Dollar gains ground
BERLIN (AP) – The U.S. dollar recovered further ground against the euro and the yen Friday, making its third consecutive day of gains as traders pulled back from weeks of pushing the currency to new lows. The euro dropped as low as $1.3141 in European trading – about 1 U.S. cent below its level a day earlier and more than 3 cents clear of its all-time high, reached Tuesday, of $1.3470.
“We are seeing a clear correction of the euro against the dollar,” said Christoph Mueller, an economist at DZ Bank in Frankfurt. “People were expecting it to climb above $1.35 and that didn’t happen.”
Concern over the U.S. trade and budget deficits had powered the euro to a series of new peaks over recent weeks, and the 12-nation currency has shot up from around $1.20 in September.
However, traders are now squaring positions and awaiting next week’s meeting of the U.S. Federal Reserve, which is expected to boost interest rates for the fifth time this year, Mueller said. He argued that the euro could drop further by the end of the year, to between $1.2930 and $1.30.
The dollar also posted new gains against the Japanese yen in Asian trading, reaching a new three-week high of 105.47 yen.

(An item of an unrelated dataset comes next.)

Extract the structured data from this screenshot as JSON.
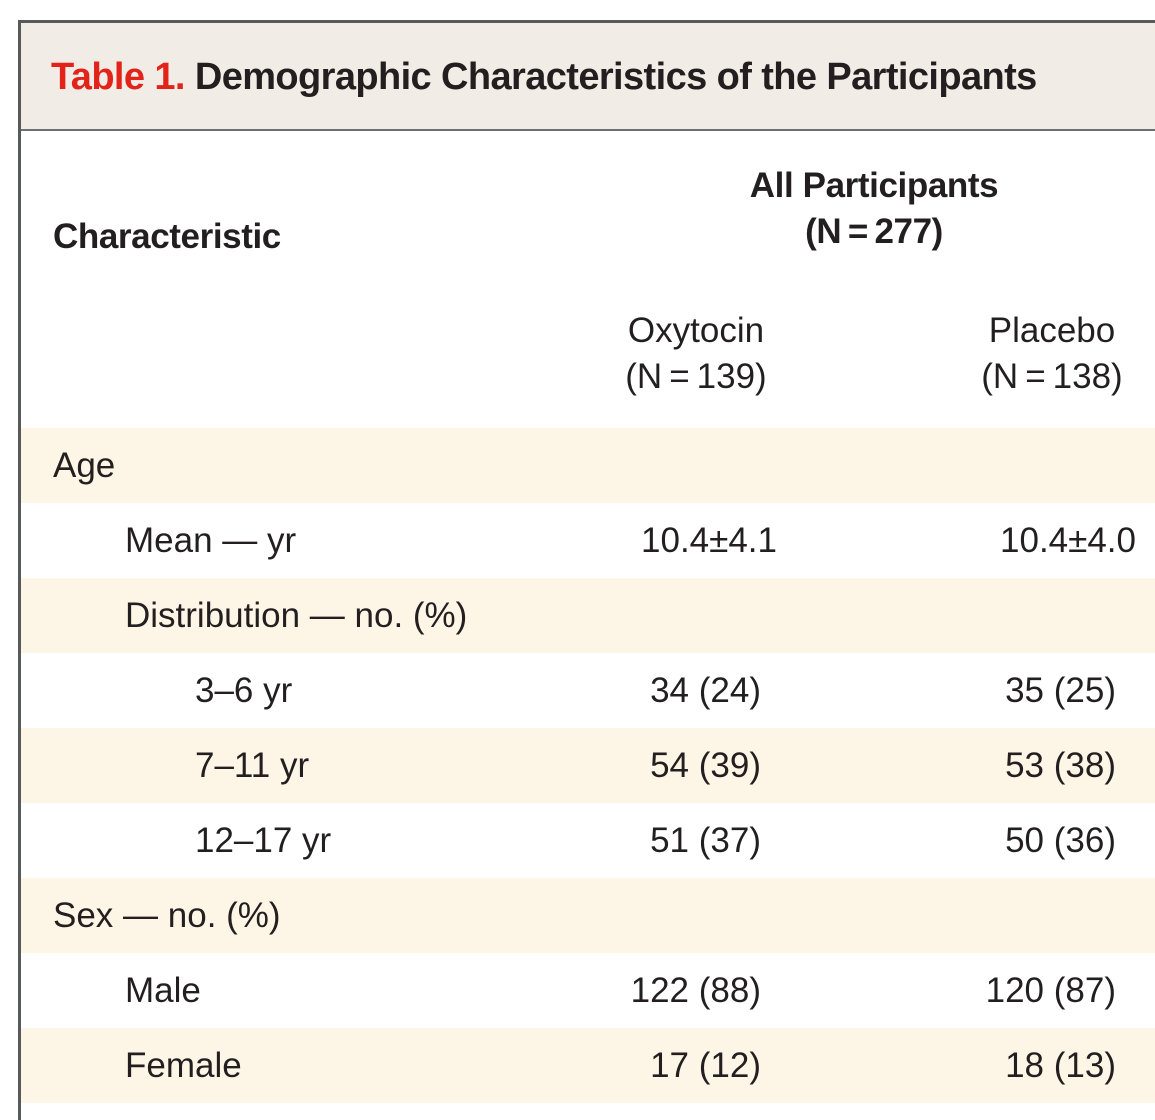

It bought 105.22 yen in late trading in Tokyo – up 1.22 yen from late Thursday and also above the 104.50 yen in New York later that day.
The British pound was quoted at $1.9027, down from $1.9173.
“Corrective dollar purchases will likely last for some more time. The dollar might rise to around 106 yen and $1.30 (to the euro) during this correction process,” said Masaki Fukui, senior vice president of foreign exchange at Mizuho Corporate Bank in Tokyo. “Hedge fund players want to lock in profits (by buying back dollars) before the Christmas and New Year holidays.”
The U.S. currency got a lift this week from weaker-than-expected economic data in Japan, which stoked concerns that the country’s recovery is slowing, and from a U.S. Energy Department report that U.S. stocks of crude and heating oil rose more than expected last month.
The currency also has benefited from the perception that the Federal Reserve will continue to raise U.S. interest rates, while rate hikes are on hold elsewhere.
The central banks of Britain, Sweden, South Korea, Chile, South Africa and New Zealand all left their benchmark lending rates steady Thursday, while their counterparts in Canada and Australia stood pat earlier in the week.
Higher U.S. interest rates make U.S. bonds more attractive to investors, thereby supporting the dollar. Economists expect the Fed to boost its key rate by a quarter percentage point next week to 2.25 percent – a move that would take it above the European Central Bank’s main refinancing rate, which has stood at 2 percent since June 2003.
A weak dollar can help the U.S. economy, at least in the short term, by making American products cheaper for buyers abroad. European officials and executives worry the strong euro could hurt their economic recovery by making the continent’s exports more costly abroad.